Novartis and Idenix Pharmaceuticals seek European approval for telbivudine (LTD600) as a novel treatment for patients affected by chronic hepatitis B (CHB), a potentially fatal disease estimated to affect more than three million people in Europe and over 350 million people worldwide.
The European submission, done through the centralised procedure to the Committee for Medicinal Products for Human Use (CHMP), is the second in a series aimed at obtaining approvals for telbivudine (600 mg dose) as an orally active, once-daily nucleoside analogue. Telbivudine was recently filed with the US Food and Drug Administration for approval. Novartis expects to submit applications for approval in key Asian markets during the first quarter of 2006, informs the company release.
"Telbivudine has shown the potential to set a standard of care for the treatment of patients with hepatitis B through rapid and sustained viral suppression. The European filing is a significant step toward making this new treatment option available to more than three million patients estimated to be affected by the chronic hepatitis B virus in Europe," said Dr. James Shannon, global head of development, Novartis Pharma AG.

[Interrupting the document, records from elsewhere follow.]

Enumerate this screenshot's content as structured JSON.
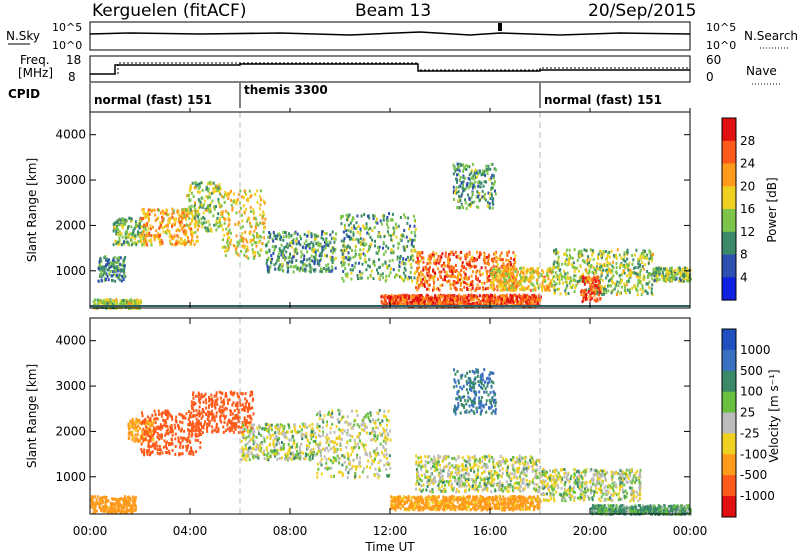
{
  "header": {
    "station": "Kerguelen (fitACF)",
    "beam": "Beam 13",
    "date": "20/Sep/2015"
  },
  "sky_panel": {
    "left_label": "N.Sky",
    "left_ticks": [
      "10^5",
      "10^0"
    ],
    "right_ticks": [
      "10^5",
      "10^0"
    ],
    "right_label": "N.Search"
  },
  "freq_panel": {
    "left_label_line1": "Freq.",
    "left_label_line2": "[MHz]",
    "left_ticks": [
      "18",
      "8"
    ],
    "right_ticks": [
      "60",
      "0"
    ],
    "right_label": "Nave"
  },
  "cpid": {
    "label": "CPID",
    "segments": [
      {
        "text": "normal (fast) 151",
        "start_hour": 0
      },
      {
        "text": "themis 3300",
        "start_hour": 6
      },
      {
        "text": "normal (fast) 151",
        "start_hour": 18
      }
    ]
  },
  "power_panel": {
    "ylabel": "Slant Range [km]",
    "cbar_label": "Power [dB]",
    "cbar_ticks": [
      "28",
      "24",
      "20",
      "16",
      "12",
      "8",
      "4"
    ],
    "cbar_colors": [
      "#e01010",
      "#ff5a1a",
      "#ff9a1a",
      "#f0d020",
      "#7cc44a",
      "#3a8a6a",
      "#2f4fb0",
      "#1020e0"
    ]
  },
  "velocity_panel": {
    "ylabel": "Slant Range [km]",
    "cbar_label": "Velocity [m s⁻¹]",
    "cbar_ticks": [
      "1000",
      "500",
      "100",
      "25",
      "-25",
      "-100",
      "-500",
      "-1000"
    ],
    "cbar_colors": [
      "#2050c0",
      "#3a70c0",
      "#3a8a6a",
      "#6ac040",
      "#bcbcbc",
      "#f0d020",
      "#ff9a1a",
      "#ff5a1a",
      "#e01010"
    ]
  },
  "y_ticks": [
    "1000",
    "2000",
    "3000",
    "4000"
  ],
  "x_ticks": [
    "00:00",
    "04:00",
    "08:00",
    "12:00",
    "16:00",
    "20:00",
    "00:00"
  ],
  "xlabel": "Time UT",
  "chart_data": [
    {
      "type": "heatmap",
      "title": "Kerguelen (fitACF) Beam 13 20/Sep/2015",
      "variable": "Power [dB]",
      "xlabel": "Time UT",
      "ylabel": "Slant Range [km]",
      "x_range_hours": [
        0,
        24
      ],
      "ylim": [
        180,
        4500
      ],
      "color_range": [
        0,
        30
      ],
      "blobs": [
        {
          "t0": 0.1,
          "t1": 2.0,
          "r0": 200,
          "r1": 400,
          "level": 14
        },
        {
          "t0": 0.3,
          "t1": 1.4,
          "r0": 800,
          "r1": 1350,
          "level": 9
        },
        {
          "t0": 0.9,
          "t1": 2.2,
          "r0": 1600,
          "r1": 2200,
          "level": 12
        },
        {
          "t0": 2.0,
          "t1": 4.3,
          "r0": 1600,
          "r1": 2400,
          "level": 20
        },
        {
          "t0": 3.8,
          "t1": 5.2,
          "r0": 1900,
          "r1": 3000,
          "level": 14
        },
        {
          "t0": 5.2,
          "t1": 7.0,
          "r0": 1300,
          "r1": 2800,
          "level": 17
        },
        {
          "t0": 7.0,
          "t1": 9.8,
          "r0": 1000,
          "r1": 1900,
          "level": 10
        },
        {
          "t0": 10.0,
          "t1": 13.0,
          "r0": 800,
          "r1": 2300,
          "level": 11
        },
        {
          "t0": 11.6,
          "t1": 18.0,
          "r0": 250,
          "r1": 500,
          "level": 26
        },
        {
          "t0": 13.0,
          "t1": 17.0,
          "r0": 600,
          "r1": 1450,
          "level": 24
        },
        {
          "t0": 14.5,
          "t1": 16.2,
          "r0": 2400,
          "r1": 3400,
          "level": 10
        },
        {
          "t0": 16.0,
          "t1": 18.5,
          "r0": 600,
          "r1": 1100,
          "level": 18
        },
        {
          "t0": 18.5,
          "t1": 22.5,
          "r0": 500,
          "r1": 1500,
          "level": 14
        },
        {
          "t0": 19.6,
          "t1": 20.4,
          "r0": 350,
          "r1": 900,
          "level": 27
        },
        {
          "t0": 22.5,
          "t1": 24.0,
          "r0": 800,
          "r1": 1100,
          "level": 12
        }
      ]
    },
    {
      "type": "heatmap",
      "title": "Kerguelen (fitACF) Beam 13 20/Sep/2015",
      "variable": "Velocity [m s⁻¹]",
      "xlabel": "Time UT",
      "ylabel": "Slant Range [km]",
      "x_range_hours": [
        0,
        24
      ],
      "ylim": [
        180,
        4500
      ],
      "blobs": [
        {
          "t0": 0.0,
          "t1": 1.8,
          "r0": 250,
          "r1": 600,
          "velocity": -200
        },
        {
          "t0": 1.5,
          "t1": 2.5,
          "r0": 1800,
          "r1": 2300,
          "velocity": -150
        },
        {
          "t0": 2.0,
          "t1": 4.4,
          "r0": 1500,
          "r1": 2500,
          "velocity": -600
        },
        {
          "t0": 4.0,
          "t1": 6.5,
          "r0": 2000,
          "r1": 2900,
          "velocity": -500
        },
        {
          "t0": 6.0,
          "t1": 9.0,
          "r0": 1400,
          "r1": 2200,
          "velocity": 0
        },
        {
          "t0": 9.0,
          "t1": 12.0,
          "r0": 1000,
          "r1": 2500,
          "velocity": 0
        },
        {
          "t0": 12.0,
          "t1": 18.0,
          "r0": 300,
          "r1": 600,
          "velocity": -150
        },
        {
          "t0": 13.0,
          "t1": 18.0,
          "r0": 700,
          "r1": 1500,
          "velocity": 0
        },
        {
          "t0": 14.5,
          "t1": 16.2,
          "r0": 2400,
          "r1": 3400,
          "velocity": 300
        },
        {
          "t0": 18.0,
          "t1": 22.0,
          "r0": 500,
          "r1": 1200,
          "velocity": 0
        },
        {
          "t0": 20.0,
          "t1": 24.0,
          "r0": 200,
          "r1": 400,
          "velocity": 80
        }
      ]
    }
  ]
}
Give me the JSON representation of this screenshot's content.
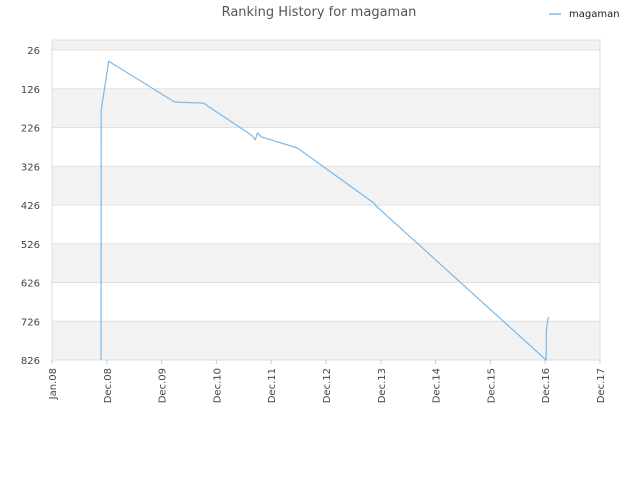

The European submission was based primarily on one-year data from the GLOBE study, the largest registration trial for a chronic hepatitis B treatment. The GLOBE study is an ongoing two-year phase III clinical trial comparing telbivudine with a standard therapy, lamivudine, in the treatment of 1,367 adults with chronic hepatitis B. The study is being conducted at 112 clinical centres in 20 countries worldwide.
Idenix is developing its hepatitis B clinical product candidates, telbivudine and valtorcitabine, in collaboration with Novartis Pharma AG under a development and commercialisation arrangement established in May 2003.